Streiks werden künftig ein strafwürdiges Vergehen sein. Angestellten soll es untersagt werden, bei Lohnverhandlungen Abgeordnete einzuschalten. Im Gegensatz zu Wisconsin sind die traditionell eher republikaner-freundlichen Polizisten und Feuerwehrleute von der Neuregelung nicht ausgenommen. Das Abgeordnetenhaus, in dem die Republikaner ebenfalls die Mehrheit haben, muss das Gesetz noch billigen, woran aber wenig Zweifel bestehen. Der neugewählte republikanische Gouverneur John Kasich hat bereits wissen lassen, dass er das Gesetz lieber heute als morgen unterschreiben wolle.

Hinter der Eile stehen auch wahltaktische Überlegungen. Wenn Kasich das Gesetz bis zum 5. April unterzeichnet, würde ein Referendum über das Gesetz noch in diesem Herbst stattfinden müssen. Sollte das Gesetz erst nach diesem Datum in Kraft treten, stünde es erst im kommenden Jahr zur Abstimmung. Die würde dann mit der Präsidentschaftswahl zusammenfallen und würde den Demokraten zweifellos einen enormen Motivationsschub verleihen. Das wollen die Republikaner unter allen Umständen vermeiden.

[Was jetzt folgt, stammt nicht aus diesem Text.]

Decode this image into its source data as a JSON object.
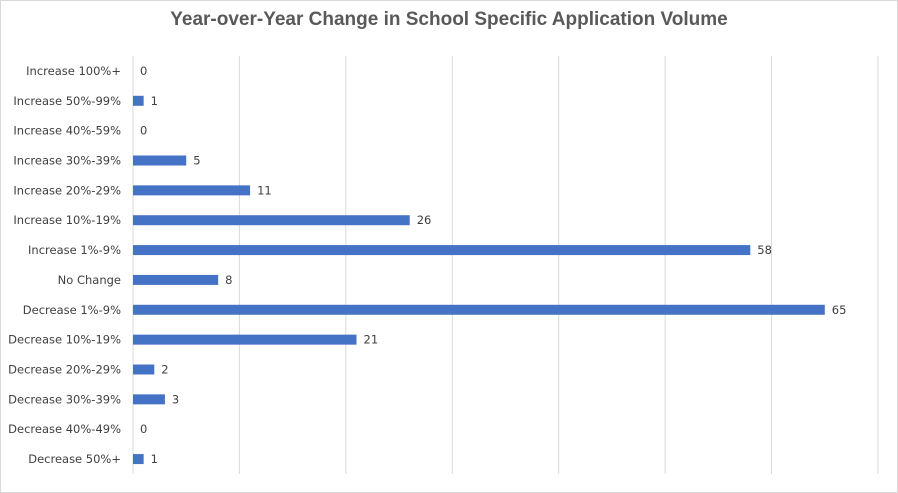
{
  "chart_data": {
    "type": "bar",
    "orientation": "horizontal",
    "title": "Year-over-Year Change in School Specific Application Volume",
    "xlabel": "",
    "ylabel": "",
    "xlim": [
      0,
      70
    ],
    "grid": true,
    "legend": "none",
    "bar_color": "#4472C4",
    "categories": [
      "Increase 100%+",
      "Increase 50%-99%",
      "Increase 40%-59%",
      "Increase 30%-39%",
      "Increase 20%-29%",
      "Increase 10%-19%",
      "Increase 1%-9%",
      "No Change",
      "Decrease 1%-9%",
      "Decrease 10%-19%",
      "Decrease 20%-29%",
      "Decrease 30%-39%",
      "Decrease 40%-49%",
      "Decrease 50%+"
    ],
    "values": [
      0,
      1,
      0,
      5,
      11,
      26,
      58,
      8,
      65,
      21,
      2,
      3,
      0,
      1
    ]
  }
}
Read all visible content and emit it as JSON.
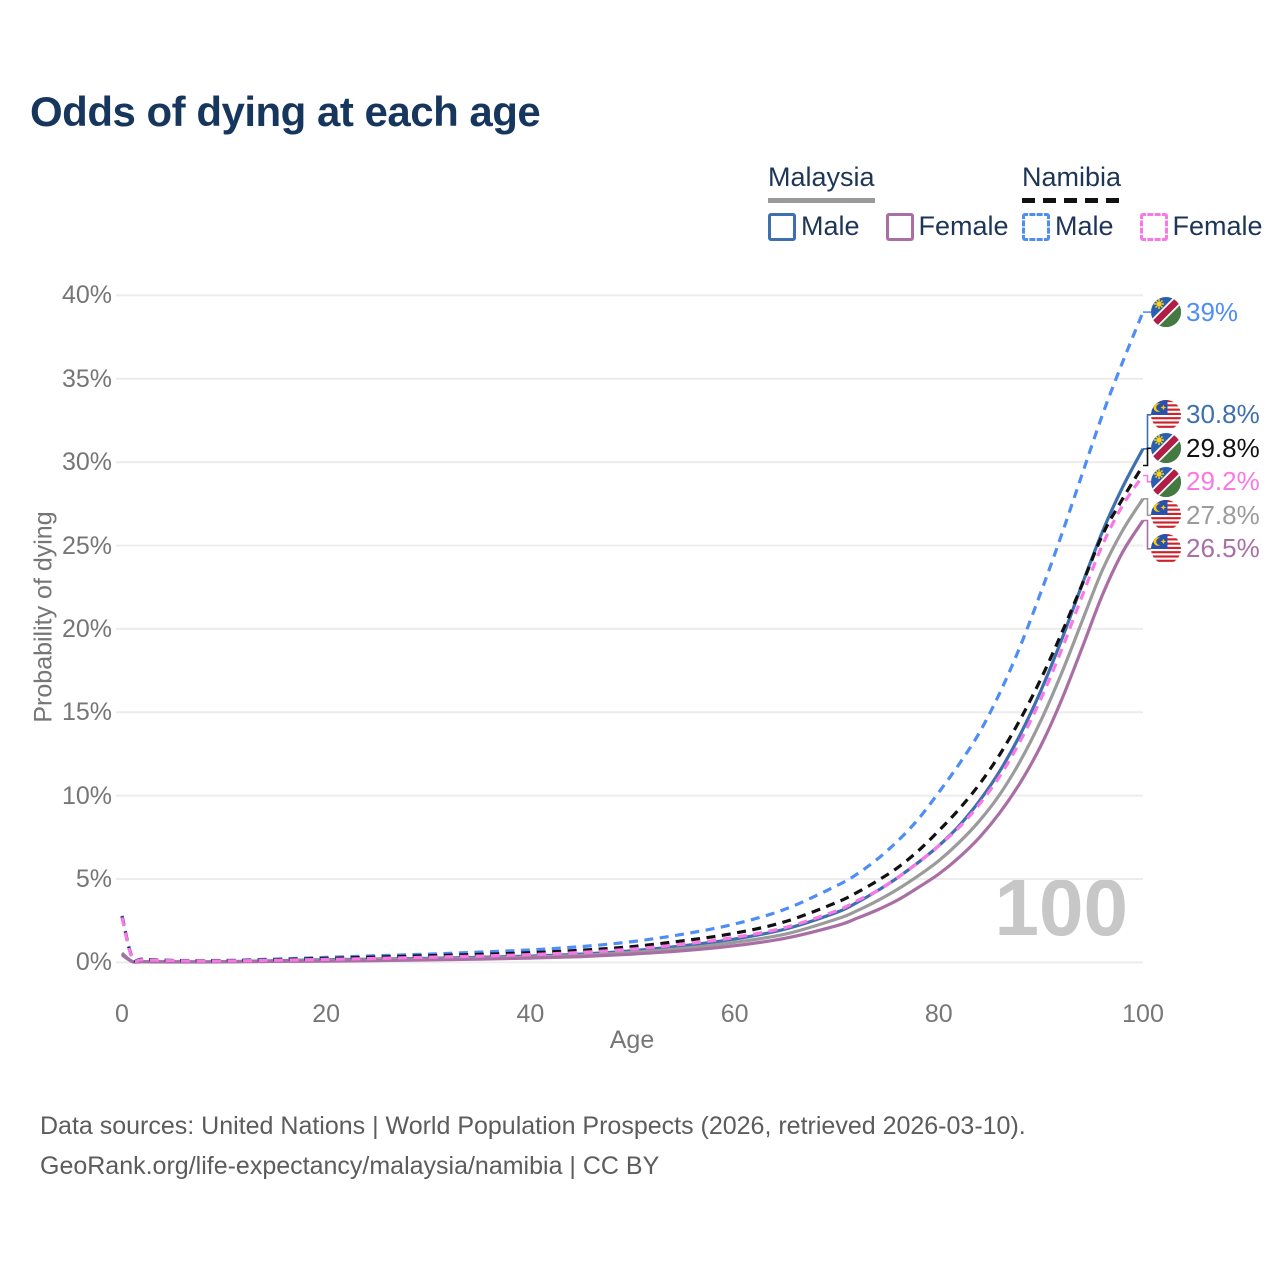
{
  "title": "Odds of dying at each age",
  "legend": {
    "groups": [
      {
        "name": "Malaysia",
        "line_style": "solid",
        "underline_color": "#9a9a9a",
        "items": [
          {
            "label": "Male",
            "color": "#3e6fae",
            "dashed": false
          },
          {
            "label": "Female",
            "color": "#a96fa5",
            "dashed": false
          }
        ]
      },
      {
        "name": "Namibia",
        "line_style": "dashed",
        "underline_color": "#111111",
        "items": [
          {
            "label": "Male",
            "color": "#4f8df6",
            "dashed": true
          },
          {
            "label": "Female",
            "color": "#f978e6",
            "dashed": true
          }
        ]
      }
    ]
  },
  "chart_data": {
    "type": "line",
    "title": "Odds of dying at each age",
    "xlabel": "Age",
    "ylabel": "Probability of dying",
    "xlim": [
      0,
      100
    ],
    "ylim": [
      0,
      40
    ],
    "grid": "horizontal",
    "legend_position": "top-right",
    "hover_age": "100",
    "x_ticks": [
      {
        "value": 0,
        "label": "0"
      },
      {
        "value": 20,
        "label": "20"
      },
      {
        "value": 40,
        "label": "40"
      },
      {
        "value": 60,
        "label": "60"
      },
      {
        "value": 80,
        "label": "80"
      },
      {
        "value": 100,
        "label": "100"
      }
    ],
    "y_ticks": [
      {
        "value": 0,
        "label": "0%"
      },
      {
        "value": 5,
        "label": "5%"
      },
      {
        "value": 10,
        "label": "10%"
      },
      {
        "value": 15,
        "label": "15%"
      },
      {
        "value": 20,
        "label": "20%"
      },
      {
        "value": 25,
        "label": "25%"
      },
      {
        "value": 30,
        "label": "30%"
      },
      {
        "value": 35,
        "label": "35%"
      },
      {
        "value": 40,
        "label": "40%"
      }
    ],
    "x": [
      0,
      1,
      2,
      5,
      10,
      15,
      20,
      25,
      30,
      35,
      40,
      45,
      50,
      55,
      60,
      65,
      70,
      72,
      74,
      76,
      78,
      80,
      82,
      84,
      86,
      88,
      90,
      92,
      94,
      96,
      98,
      100
    ],
    "series": [
      {
        "name": "Namibia Male",
        "country": "Namibia",
        "sex": "Male",
        "color": "#4f8df6",
        "dashed": true,
        "flag": "namibia",
        "end_label": "39%",
        "end_value": 39,
        "values": [
          2.8,
          0.3,
          0.2,
          0.12,
          0.12,
          0.2,
          0.3,
          0.4,
          0.5,
          0.62,
          0.75,
          0.95,
          1.25,
          1.7,
          2.3,
          3.2,
          4.6,
          5.3,
          6.2,
          7.3,
          8.6,
          10.2,
          11.9,
          13.8,
          16.2,
          19.0,
          22.2,
          25.6,
          29.2,
          32.8,
          36.0,
          39.0
        ]
      },
      {
        "name": "Malaysia Male",
        "country": "Malaysia",
        "sex": "Male",
        "color": "#3e6fae",
        "dashed": false,
        "flag": "malaysia",
        "end_label": "30.8%",
        "end_value": 30.8,
        "values": [
          0.55,
          0.06,
          0.04,
          0.03,
          0.04,
          0.1,
          0.16,
          0.2,
          0.24,
          0.3,
          0.38,
          0.5,
          0.7,
          1.0,
          1.4,
          2.0,
          3.0,
          3.6,
          4.3,
          5.1,
          6.0,
          7.0,
          8.2,
          9.7,
          11.5,
          13.7,
          16.3,
          19.3,
          22.6,
          25.8,
          28.5,
          30.8
        ]
      },
      {
        "name": "Namibia Both sexes",
        "country": "Namibia",
        "sex": "Both",
        "color": "#111111",
        "dashed": true,
        "flag": "namibia",
        "end_label": "29.8%",
        "end_value": 29.8,
        "values": [
          2.75,
          0.27,
          0.18,
          0.11,
          0.1,
          0.16,
          0.24,
          0.32,
          0.4,
          0.48,
          0.58,
          0.73,
          0.95,
          1.3,
          1.75,
          2.45,
          3.6,
          4.2,
          4.9,
          5.7,
          6.7,
          7.9,
          9.2,
          10.7,
          12.5,
          14.6,
          17.0,
          19.7,
          22.6,
          25.6,
          27.8,
          29.8
        ]
      },
      {
        "name": "Namibia Female",
        "country": "Namibia",
        "sex": "Female",
        "color": "#f978e6",
        "dashed": true,
        "flag": "namibia",
        "end_label": "29.2%",
        "end_value": 29.2,
        "values": [
          2.7,
          0.25,
          0.16,
          0.1,
          0.09,
          0.13,
          0.18,
          0.24,
          0.31,
          0.38,
          0.47,
          0.6,
          0.8,
          1.1,
          1.5,
          2.1,
          3.1,
          3.7,
          4.3,
          5.1,
          6.0,
          7.0,
          8.1,
          9.5,
          11.2,
          13.3,
          15.8,
          18.7,
          21.9,
          25.0,
          27.4,
          29.2
        ]
      },
      {
        "name": "Malaysia Both sexes",
        "country": "Malaysia",
        "sex": "Both",
        "color": "#9b9b9b",
        "dashed": false,
        "flag": "malaysia",
        "end_label": "27.8%",
        "end_value": 27.8,
        "values": [
          0.5,
          0.055,
          0.035,
          0.028,
          0.035,
          0.08,
          0.12,
          0.16,
          0.2,
          0.25,
          0.32,
          0.42,
          0.6,
          0.85,
          1.2,
          1.7,
          2.6,
          3.1,
          3.7,
          4.4,
          5.2,
          6.1,
          7.2,
          8.5,
          10.1,
          12.1,
          14.5,
          17.3,
          20.4,
          23.5,
          25.9,
          27.8
        ]
      },
      {
        "name": "Malaysia Female",
        "country": "Malaysia",
        "sex": "Female",
        "color": "#a96fa5",
        "dashed": false,
        "flag": "malaysia",
        "end_label": "26.5%",
        "end_value": 26.5,
        "values": [
          0.45,
          0.05,
          0.03,
          0.025,
          0.03,
          0.06,
          0.08,
          0.11,
          0.15,
          0.2,
          0.26,
          0.35,
          0.5,
          0.7,
          1.0,
          1.45,
          2.2,
          2.65,
          3.15,
          3.75,
          4.5,
          5.3,
          6.3,
          7.5,
          9.0,
          10.8,
          13.0,
          15.7,
          18.8,
          22.0,
          24.6,
          26.5
        ]
      }
    ],
    "colors": {
      "grid": "#ececec",
      "tick_text": "#767676",
      "title_text": "#17365d",
      "watermark": "#c7c7c7",
      "footer_text": "#5c5c5c"
    }
  },
  "footer": {
    "line1": "Data sources: United Nations | World Population Prospects (2026, retrieved 2026-03-10).",
    "line2": "GeoRank.org/life-expectancy/malaysia/namibia | CC BY"
  }
}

Ohio gilt bei den US-Präsidentschaftswahlen als einer der wichtigsten sogenannten Swing States, in denen die Mehrheiten zwischen Demokraten und Republikanern immer wieder hin- und herwechseln. Ein Sieg in Ohio entschied in den vergangen Jahrzehnten oft darüber, wer am Ende ins Weiße Haus einziehen konnte.